To the gods I am indebted for having good grandfathers, good parents, a good sister, good teachers, good associates, good kinsmen and friends, nearly everything good. Further, I owe it to the gods that I was not hurried into any offence against any of them, though I had a disposition which, if opportunity had offered, might have led me to do something of this kind; but, through their favour, there never was such a concurrence of circumstances as put me to the trial.
Further, I am thankful to the gods that I was not longer brought up with my grandfather’s concubine, and that I preserved the flower of my youth, and that I did not make proof of my virility before the proper season, but even deferred the time; that I was subjected to a ruler and a father who was able to take away all pride from me, and
to bring me to the knowledge that it is possible for a man to live in a palace without wanting either guards or embroidered dresses, or torches and statues, and such-like show; but that it is in such a man’s power to bring himself very near to the fashion of a private person, without being for this reason either meaner in thought, or more remiss in action, with respect to the things which must be done for the public interest in a manner that befits a ruler.
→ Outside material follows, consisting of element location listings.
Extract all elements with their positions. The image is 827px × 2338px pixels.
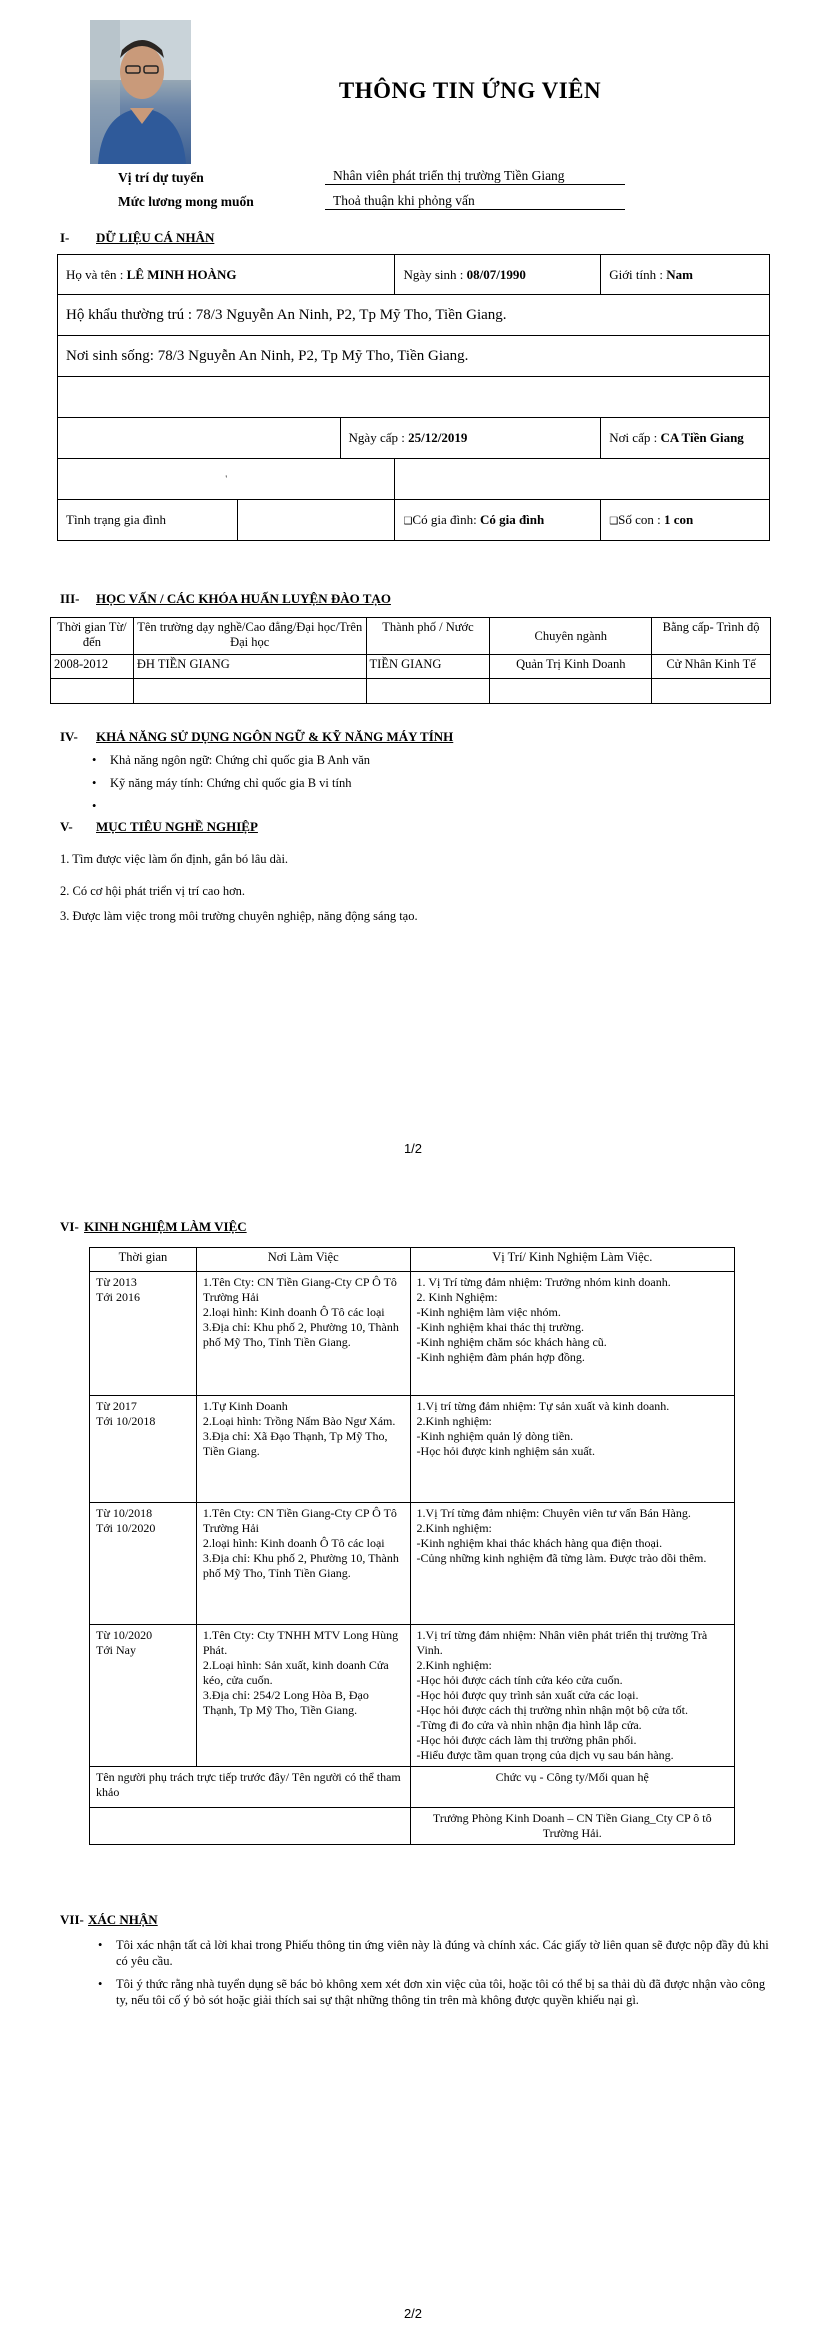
page-number: 2/2 (403, 2306, 423, 2321)
exp-role: 1.Vị trí từng đảm nhiệm: Nhân viên phát triển thị trường Trà Vinh. 2.Kinh nghiệm: -Học hỏi được cách tính cửa kéo cửa cuốn. -Học hỏi được quy trình sản xuất cửa các loại. -Học hỏi được cách thị trường nhìn nhận một bộ cửa tốt. -Từng đi đo cửa và nhìn nhận địa hình lắp cửa. -Học hỏi được cách làm thị trường phân phối. -Hiểu được tầm quan trọng của dịch vụ sau bán hàng. (410, 1625, 734, 1767)
reference-label: Tên người phụ trách trực tiếp trước đây/ Tên người có thể tham khảo (90, 1767, 411, 1808)
confirm-list (94, 1937, 774, 2015)
reference-name (90, 1808, 411, 1845)
goal-item: 1. Tìm được việc làm ổn định, gắn bó lâu dài. (60, 852, 289, 866)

I thank the gods for giving me such a brother, who was able by his moral character to rouse me to vigilance over myself, and who, at the same time, pleased me by his respect and affection; that my children have not been stupid nor deformed in body; that I did not make more proficiency in rhetoric, poetry, and the other studies, in which I should perhaps have been completely engaged, if I had seen that I was making progress in them; that I made haste to place those who brought me up in the
station of honour, which they seemed to desire, without putting them off with hope of my doing it some time after, because they were then still young; that I knew Apollonius, Rusticus, Maximus; that I received clear and frequent impressions about living according to nature, and what kind of a life that is, so that, so far as depended on the gods, and their gifts, and help, and inspirations, nothing hindered me from forthwith living according to nature, though I still fall short of it through my own fault, and through not observing the admonitions of the gods, and, I may almost say, their direct instructions; that my body has held out so long in such a kind of life; that I never touched either Benedicta or Theodotus, and that, after having fallen into amatory passions, I was cured; and, though I was
often out of humour with Rusticus, I never did anything of which I had occasion to repent; that, though it was my mother’s fate to die young, she spent the last years of her life with me; that, whenever I wished to help any man in his need, or on any other occasion, I was never told that I had not the means of doing it; and that to myself the same necessity never happened, to receive anything from another; that I have such a wife, so obedient, and so affectionate, and so simple; that I had abundance of good masters for my children; and that remedies have been shown to me by dreams, both others, and against bloodspitting and giddiness…; and that, when I had an inclination to philosophy, I did not fall into the hands of any sophist, and that I did not waste my time on writers of histories, or in the resolution of syllogisms, or occupy myself about the investigation of appearances in the heavens; for all these things require the help of the gods and fortune.